Our species has seen two great transitions. The first transition came with the introduction of agriculture, which resulted in increased population density, intermittent undernutrition and much greater exposure to epidemic and water-borne infection. Selection pressure was at its most intense under the age of five. The second transition, less than a century old, brought freedom from hunger and most forms of infectious disease. This, the greatest benefit ever to be experienced by the human race, is already taken for granted. The second transition remains incomplete, for its full effects have only been felt by the relatively affluent, and its consequences upon their physique and health have yet to be fully expressed. Meanwhile, like it or loathe it, the changing phenotype of our species will change our whole perception of health. Many might wish to lead a “more natural” life, but this is nostalgia for what never was. Our species domesticated itself long ago, together with its farm animals, and wild-type humans are virtually extinct. We have made our own environment and must learn to live in it.

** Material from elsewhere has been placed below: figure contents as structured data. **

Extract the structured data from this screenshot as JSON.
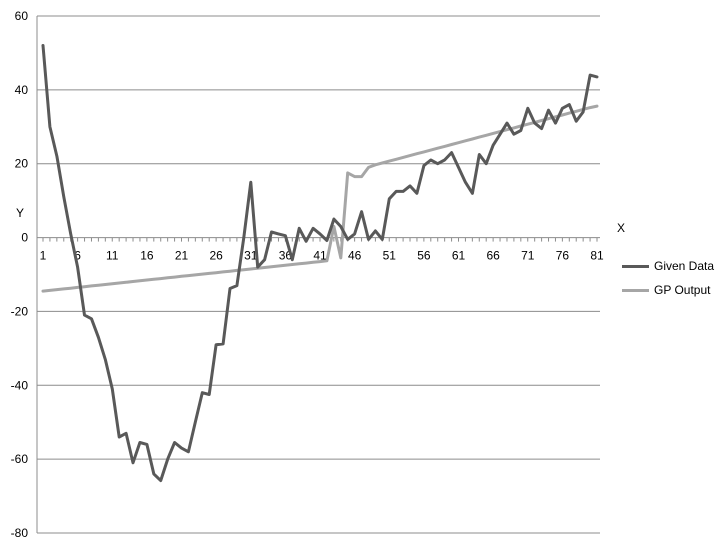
{
  "chart_data": {
    "type": "line",
    "title": "",
    "xlabel": "X",
    "ylabel": "Y",
    "ylim": [
      -80,
      60
    ],
    "yticks": [
      60,
      40,
      20,
      0,
      -20,
      -40,
      -60,
      -80
    ],
    "xlim": [
      1,
      81
    ],
    "xticks": [
      1,
      6,
      11,
      16,
      21,
      26,
      31,
      36,
      41,
      46,
      51,
      56,
      61,
      66,
      71,
      76,
      81
    ],
    "grid": true,
    "legend": "right",
    "series": [
      {
        "name": "Given Data",
        "color": "#595959",
        "x": [
          1,
          2,
          3,
          4,
          5,
          6,
          7,
          8,
          9,
          10,
          11,
          12,
          13,
          14,
          15,
          16,
          17,
          18,
          19,
          20,
          21,
          22,
          23,
          24,
          25,
          26,
          27,
          28,
          29,
          30,
          31,
          32,
          33,
          34,
          35,
          36,
          37,
          38,
          39,
          40,
          41,
          42,
          43,
          44,
          45,
          46,
          47,
          48,
          49,
          50,
          51,
          52,
          53,
          54,
          55,
          56,
          57,
          58,
          59,
          60,
          61,
          62,
          63,
          64,
          65,
          66,
          67,
          68,
          69,
          70,
          71,
          72,
          73,
          74,
          75,
          76,
          77,
          78,
          79,
          80,
          81
        ],
        "y": [
          52,
          30,
          22,
          11,
          1,
          -8,
          -21,
          -22,
          -27,
          -33,
          -41,
          -54,
          -53,
          -61,
          -55.5,
          -56,
          -64,
          -65.8,
          -60,
          -55.5,
          -57,
          -58,
          -50,
          -42,
          -42.5,
          -29,
          -28.8,
          -13.8,
          -13,
          0,
          15,
          -8,
          -6,
          1.5,
          1,
          0.5,
          -6,
          2.5,
          -1,
          2.5,
          1,
          -0.8,
          5,
          3,
          -0.5,
          1,
          7,
          -0.5,
          1.8,
          -0.5,
          10.5,
          12.5,
          12.5,
          14,
          12,
          19.5,
          21,
          20,
          21,
          23,
          19,
          15,
          12,
          22.5,
          20,
          25,
          28,
          31,
          28,
          29,
          35,
          31,
          29.5,
          34.5,
          31,
          35,
          36,
          31.5,
          34,
          44,
          43.5
        ]
      },
      {
        "name": "GP Output",
        "color": "#a6a6a6",
        "x": [
          1,
          2,
          3,
          4,
          5,
          6,
          7,
          8,
          9,
          10,
          11,
          12,
          13,
          14,
          15,
          16,
          17,
          18,
          19,
          20,
          21,
          22,
          23,
          24,
          25,
          26,
          27,
          28,
          29,
          30,
          31,
          32,
          33,
          34,
          35,
          36,
          37,
          38,
          39,
          40,
          41,
          42,
          43,
          44,
          45,
          46,
          47,
          48,
          49,
          50,
          51,
          52,
          53,
          54,
          55,
          56,
          57,
          58,
          59,
          60,
          61,
          62,
          63,
          64,
          65,
          66,
          67,
          68,
          69,
          70,
          71,
          72,
          73,
          74,
          75,
          76,
          77,
          78,
          79,
          80,
          81
        ],
        "y": [
          -14.5,
          -14.3,
          -14.1,
          -13.9,
          -13.7,
          -13.5,
          -13.3,
          -13.1,
          -12.9,
          -12.7,
          -12.5,
          -12.3,
          -12.1,
          -11.9,
          -11.7,
          -11.5,
          -11.3,
          -11.1,
          -10.9,
          -10.7,
          -10.5,
          -10.3,
          -10.1,
          -9.9,
          -9.7,
          -9.5,
          -9.3,
          -9.1,
          -8.9,
          -8.7,
          -8.5,
          -8.3,
          -8.1,
          -7.9,
          -7.7,
          -7.5,
          -7.3,
          -7.1,
          -6.9,
          -6.7,
          -6.5,
          -6.3,
          3,
          -5.5,
          17.5,
          16.5,
          16.5,
          19,
          19.7,
          20.2,
          20.7,
          21.2,
          21.7,
          22.2,
          22.7,
          23.2,
          23.7,
          24.2,
          24.7,
          25.2,
          25.7,
          26.2,
          26.7,
          27.2,
          27.7,
          28.2,
          28.7,
          29.2,
          29.7,
          30.2,
          30.7,
          31.2,
          31.7,
          32.2,
          32.7,
          33.2,
          33.7,
          34.2,
          34.7,
          35.2,
          35.6
        ]
      }
    ]
  }
}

One implication is that we can turn our remarkable developmental plasticity to our own advantage. There are indications of hope. Adult height can be predicted with reasonable accuracy from a child’s height at age 3, but adult obesity is less easily predicted from its weight; parental obesity is more of a risk factor [26]. Equally, height has increased in linear fashion in response to greater wealth [27], but obesity has a much more complex relationship with affluence, and there are striking differences between and within populations. In western countries the better educated and better off are less likely to gain weight than the relatively deprived. All this suggests that we can remodel the adult phenotype of future generations, but with the proviso that the war must be fought and won in the nursery and in the infant school. Failing this, pharmaceuticals will increasingly form part of our routine survival kit for life on planet Earth. Unless, of course, the privileged minority of its inhabitants who have experienced the wealth revolution fails to find a way of sharing its benefits peacefully with the rest, for war and famine are very effective remedies for diabetes.